A 2017 Netflix docuseries, produced by Weinstein’s company and music mogul Jay-Z, documented human rights concerns at the facility by telling the story of Kalief Browder, a 16-year-old who was wrongfully accused of stealing a backpack in 2010. Unable to make bail, he was detained at Rikers for three years, spending much of that time in solitary confinement and beaten by guards.
Two years after his release, Browder took his own life in what activists say was a result of the mental anguish from the physical and sexual abuse suffered at Rikers.
Other chilling happenings at Rikers routinely make for extra official paperwork – from inmates hanging themselves, to murdering others. Over the past decade, violence between inmates as well as guards is documented to have risen almost every year.
“Rikers Island is notorious for the simple reason that its jails are plagued by violence – including sexual abuse,” said Jesse Lerner-Kinglake of Just Detention, which advocates for prisoner rights. “Rikers' terrible track record is a product of the failure of its leaders to keep people safe.”

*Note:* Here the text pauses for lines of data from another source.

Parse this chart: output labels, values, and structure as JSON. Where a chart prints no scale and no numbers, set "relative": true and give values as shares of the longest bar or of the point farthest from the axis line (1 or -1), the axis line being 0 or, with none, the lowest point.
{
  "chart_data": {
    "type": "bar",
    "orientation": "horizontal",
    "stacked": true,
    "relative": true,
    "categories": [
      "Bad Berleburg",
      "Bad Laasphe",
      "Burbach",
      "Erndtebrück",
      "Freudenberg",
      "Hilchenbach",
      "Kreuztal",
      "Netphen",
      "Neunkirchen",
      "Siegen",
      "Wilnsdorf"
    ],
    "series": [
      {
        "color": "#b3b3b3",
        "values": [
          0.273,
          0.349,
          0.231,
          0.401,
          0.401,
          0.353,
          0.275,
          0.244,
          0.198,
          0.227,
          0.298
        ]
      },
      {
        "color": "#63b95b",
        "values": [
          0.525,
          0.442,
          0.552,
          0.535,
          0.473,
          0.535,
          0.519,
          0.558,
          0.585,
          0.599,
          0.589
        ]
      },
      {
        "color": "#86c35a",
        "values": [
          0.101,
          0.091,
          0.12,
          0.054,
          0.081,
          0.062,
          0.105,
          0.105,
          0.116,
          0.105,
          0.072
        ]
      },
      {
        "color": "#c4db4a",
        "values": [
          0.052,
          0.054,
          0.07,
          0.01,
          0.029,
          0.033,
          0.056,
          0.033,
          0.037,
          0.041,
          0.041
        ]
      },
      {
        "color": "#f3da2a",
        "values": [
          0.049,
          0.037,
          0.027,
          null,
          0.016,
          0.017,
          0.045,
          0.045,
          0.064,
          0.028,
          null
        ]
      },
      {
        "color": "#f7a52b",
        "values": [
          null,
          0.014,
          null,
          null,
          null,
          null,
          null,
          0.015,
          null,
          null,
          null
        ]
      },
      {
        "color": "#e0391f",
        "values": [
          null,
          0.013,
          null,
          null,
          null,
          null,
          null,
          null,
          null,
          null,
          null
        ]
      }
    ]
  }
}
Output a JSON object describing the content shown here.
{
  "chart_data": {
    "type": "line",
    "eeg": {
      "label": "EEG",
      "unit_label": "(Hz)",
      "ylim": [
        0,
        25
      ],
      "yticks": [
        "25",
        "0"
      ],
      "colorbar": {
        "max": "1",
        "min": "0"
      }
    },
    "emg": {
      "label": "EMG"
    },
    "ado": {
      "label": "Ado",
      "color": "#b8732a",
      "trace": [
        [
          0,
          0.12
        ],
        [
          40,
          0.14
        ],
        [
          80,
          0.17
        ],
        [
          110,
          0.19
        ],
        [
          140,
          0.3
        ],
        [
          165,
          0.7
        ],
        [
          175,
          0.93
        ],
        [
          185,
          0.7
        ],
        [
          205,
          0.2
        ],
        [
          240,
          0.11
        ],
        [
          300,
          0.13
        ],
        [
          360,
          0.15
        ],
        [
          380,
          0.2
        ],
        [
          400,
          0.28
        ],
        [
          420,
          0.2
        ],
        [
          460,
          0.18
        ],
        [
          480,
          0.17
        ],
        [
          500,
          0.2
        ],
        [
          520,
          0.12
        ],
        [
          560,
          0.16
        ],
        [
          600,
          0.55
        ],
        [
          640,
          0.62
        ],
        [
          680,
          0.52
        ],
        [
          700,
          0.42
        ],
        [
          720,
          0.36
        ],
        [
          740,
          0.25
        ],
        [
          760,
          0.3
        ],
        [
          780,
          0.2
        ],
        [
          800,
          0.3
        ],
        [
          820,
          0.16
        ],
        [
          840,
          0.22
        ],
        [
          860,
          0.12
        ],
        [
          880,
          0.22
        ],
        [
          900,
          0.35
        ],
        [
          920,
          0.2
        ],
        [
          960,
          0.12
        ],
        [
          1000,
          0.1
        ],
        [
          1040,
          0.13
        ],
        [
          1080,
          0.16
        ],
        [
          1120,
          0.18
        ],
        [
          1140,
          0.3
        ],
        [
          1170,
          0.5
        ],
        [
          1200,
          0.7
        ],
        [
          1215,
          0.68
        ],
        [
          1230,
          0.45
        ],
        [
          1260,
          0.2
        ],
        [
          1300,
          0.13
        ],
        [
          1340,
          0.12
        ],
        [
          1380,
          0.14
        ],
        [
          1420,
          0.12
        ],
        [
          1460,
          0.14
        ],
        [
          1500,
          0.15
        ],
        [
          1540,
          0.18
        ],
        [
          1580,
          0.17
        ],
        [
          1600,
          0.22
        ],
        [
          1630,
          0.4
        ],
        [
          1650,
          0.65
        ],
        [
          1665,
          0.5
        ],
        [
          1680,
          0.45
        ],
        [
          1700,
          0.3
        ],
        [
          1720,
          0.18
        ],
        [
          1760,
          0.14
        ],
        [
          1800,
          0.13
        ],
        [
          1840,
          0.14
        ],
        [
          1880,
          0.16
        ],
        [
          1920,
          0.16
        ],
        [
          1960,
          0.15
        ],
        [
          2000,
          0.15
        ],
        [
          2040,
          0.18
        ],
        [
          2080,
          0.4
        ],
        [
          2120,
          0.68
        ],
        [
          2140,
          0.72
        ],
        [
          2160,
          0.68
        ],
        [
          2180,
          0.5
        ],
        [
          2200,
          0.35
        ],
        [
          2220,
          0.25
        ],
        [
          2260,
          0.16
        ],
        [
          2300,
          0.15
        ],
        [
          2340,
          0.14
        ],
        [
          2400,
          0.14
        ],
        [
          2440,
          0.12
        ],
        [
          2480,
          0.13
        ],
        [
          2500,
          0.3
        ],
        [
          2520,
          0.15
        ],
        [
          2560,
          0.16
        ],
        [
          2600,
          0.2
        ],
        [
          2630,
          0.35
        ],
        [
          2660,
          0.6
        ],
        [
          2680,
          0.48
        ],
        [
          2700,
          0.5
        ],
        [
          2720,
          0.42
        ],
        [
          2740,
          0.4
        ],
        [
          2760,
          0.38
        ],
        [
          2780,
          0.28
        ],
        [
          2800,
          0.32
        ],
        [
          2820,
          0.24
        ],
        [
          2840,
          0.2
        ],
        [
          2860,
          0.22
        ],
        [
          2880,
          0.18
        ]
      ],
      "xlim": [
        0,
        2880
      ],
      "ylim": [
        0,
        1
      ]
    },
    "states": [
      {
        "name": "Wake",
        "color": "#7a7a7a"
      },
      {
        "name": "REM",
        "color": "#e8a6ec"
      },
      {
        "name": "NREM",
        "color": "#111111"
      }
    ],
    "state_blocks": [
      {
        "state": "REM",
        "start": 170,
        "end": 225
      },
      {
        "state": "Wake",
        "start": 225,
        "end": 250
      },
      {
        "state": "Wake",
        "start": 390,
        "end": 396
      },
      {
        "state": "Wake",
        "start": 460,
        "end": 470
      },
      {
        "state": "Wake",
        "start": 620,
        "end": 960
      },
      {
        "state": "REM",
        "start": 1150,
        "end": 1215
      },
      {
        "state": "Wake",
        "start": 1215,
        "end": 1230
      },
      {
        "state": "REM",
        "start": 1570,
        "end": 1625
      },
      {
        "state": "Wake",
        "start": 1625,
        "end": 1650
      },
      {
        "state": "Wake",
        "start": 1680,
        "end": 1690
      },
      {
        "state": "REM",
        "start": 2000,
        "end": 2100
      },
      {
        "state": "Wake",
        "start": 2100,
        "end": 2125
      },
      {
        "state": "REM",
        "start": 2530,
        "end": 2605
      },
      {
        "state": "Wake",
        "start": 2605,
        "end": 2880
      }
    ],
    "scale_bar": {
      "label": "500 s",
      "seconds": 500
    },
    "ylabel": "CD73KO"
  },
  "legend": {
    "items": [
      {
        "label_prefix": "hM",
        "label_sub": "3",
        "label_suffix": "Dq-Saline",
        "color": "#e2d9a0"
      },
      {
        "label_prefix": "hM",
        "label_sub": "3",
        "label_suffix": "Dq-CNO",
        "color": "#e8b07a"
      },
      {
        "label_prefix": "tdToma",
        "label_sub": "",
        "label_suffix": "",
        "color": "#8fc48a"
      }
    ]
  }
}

In the weeks ahead, the jail will serve as Weinstein’s residence. The onetime Hollywood powerhouse now joins the ranks of a slew of other public figures to have been relegated to the Rikers life: rappers Tupac Shakur, Bobby Shmurda and Lil Wayne, the late Sex Pistols' Sid Vicious, former managing director of the International Monetary Fund (IMF) Dominique Strauss-Kahn, serial killer David “Son of Sam” Berkowitz, and the man who assassinated John Lennon, Mark David Chapman.
Law enforcement experts anticipate that the producer mogul will be held in the Rikers Island infirmary. It’s a dorm-style area, according to Reiman, that “is medical and also has jail units for holding inmates in protective custody” and typically considered the “safest area for inmates on the island.”
But danger still lurks in the cracks.
“Inmate populations generally do not look kindly upon inmates who have preyed upon women and children,” Reiman continued. “For those thinking about taking up criminal activity in New York City, I would say, you’re not going to like it in Rikers.”
Braverman anticipates that most of Weinstein’s stay will be with others in protective custody, including snitches and pedophiles.
One former inmate, speaking of the condition of anonymity, further cautioned that Weinstein is in for nothing short of a “rude awakening.”
“The low-paid state workers are not going to care one bit about his elitist and raping old ass,” said the source. “He is going to have a hard time. But he is going to have to accept what he’s given because b*tching will only make it worse.”
Chris Karolkowski of Barlow Security Group also emphasized that if one is not a gang member or an affiliate, “you can expect to have a hard time” as it is a “very predatorial culture.”
It’s either being a predator, law enforcement officers frequently highlight or prey.
Nonetheless, Department of Corrections (DOC) Deputy Commissioner of Public Information, Peter Thorne, told Fox News in a statement Monday afternoon that "under this administration, we have developed new technology and reporting structures, rolled out new training programs, and implemented wide-ranging new initiatives intended to make our jails safer and more humane."
"In some areas, such as the reduction of punitive segregation and the availability of programming, we are already national leaders," he said.
Weinstein, who is now reduced to prison number 06581138Z, faces between five and 29 years behind bars. His sentencing is expected to take place on March 11, with his legal team already vowing to launch an appeal.
“Mr. Weinstein can expect to smell some very foul odors all day long and see rodents running along the floor,” Derek Maltz, former head of the Drug Enforcement Agency (DEA)'s Special Operations Division, said. “The experience will be quite different from his Hollywood celebrity lifestyle.”